Je me rends compte que je fais partie de la minorité quand je dis que ne je vois pas la nécessité d’utiliser un appareil photo doté d’un super capteur tel que le Nikon D810, Canon 5DS R, Sony a7R II, et autres apn similaires. Plusieurs photographes semblent vouer un véritable culte aux boîtiers produisant le moins de bruit numérique. Pourtant ces derniers ont grandi au cours des 10 dernières années avec l’idée que tout bruit numérique était inesthétique et indésirable.

Il y a donc selon moi quelque chose qui selon moi n’est pas logique. Ces photographes qui veulent des photos non bruitées, sont prêts à restreindre leur utilisation à de très faible ISO, c’est-à-dire 200, 400 ou 800, ou tout simplement ils ne se soucient pas du bruit; ce qui est plutôt rare.

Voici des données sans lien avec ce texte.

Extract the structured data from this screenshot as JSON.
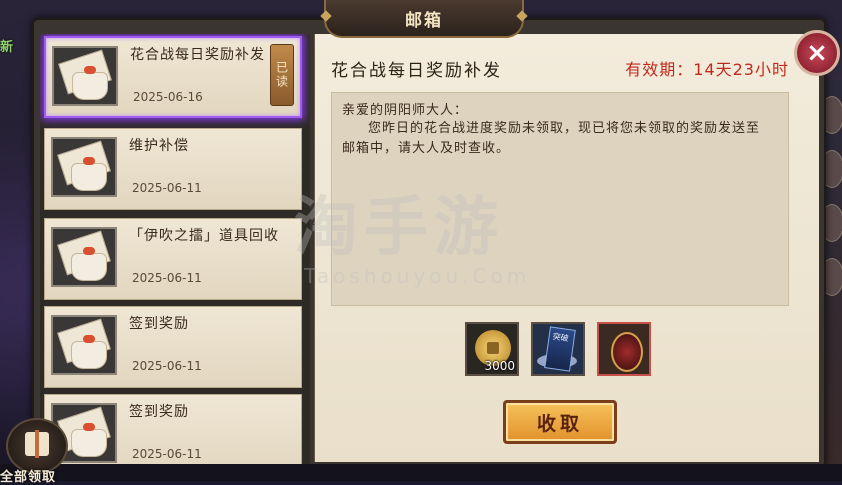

Je voulant aller plus loin que simplement donner mon opinion. J’ai donc testé tout cela moi-même. J’ai loué ou emprunté plusieurs boîtiers au cours des trois dernières semaines. Pour ne pas offenser les fans de certains fabricants, je ne vais pas nommer ces appareils. Mais ce que je vais dire, est valable pour tous les boîtiers haute résolution que l’on retrouve sur le marché.

Les résultats de mes tests

1. Qui a besoin de ces appareils photo haute résolution ? Basé sur des années d’interrogation, je sais qu’un très petit nombre de photographes travaillent dans une industrie où cela est nécessaire; les panneaux publicitaires est un exemple. Une écrasante majorité n’imprimera leurs photos que dans un format ne dépassant pas 5 × 7cm, ou peut-être un peu plus. La plupart partagent leurs images presque exclusivement sur le Web. Donc avoir 36, 50 ou plus de mégapixels ne sert strictement à rien.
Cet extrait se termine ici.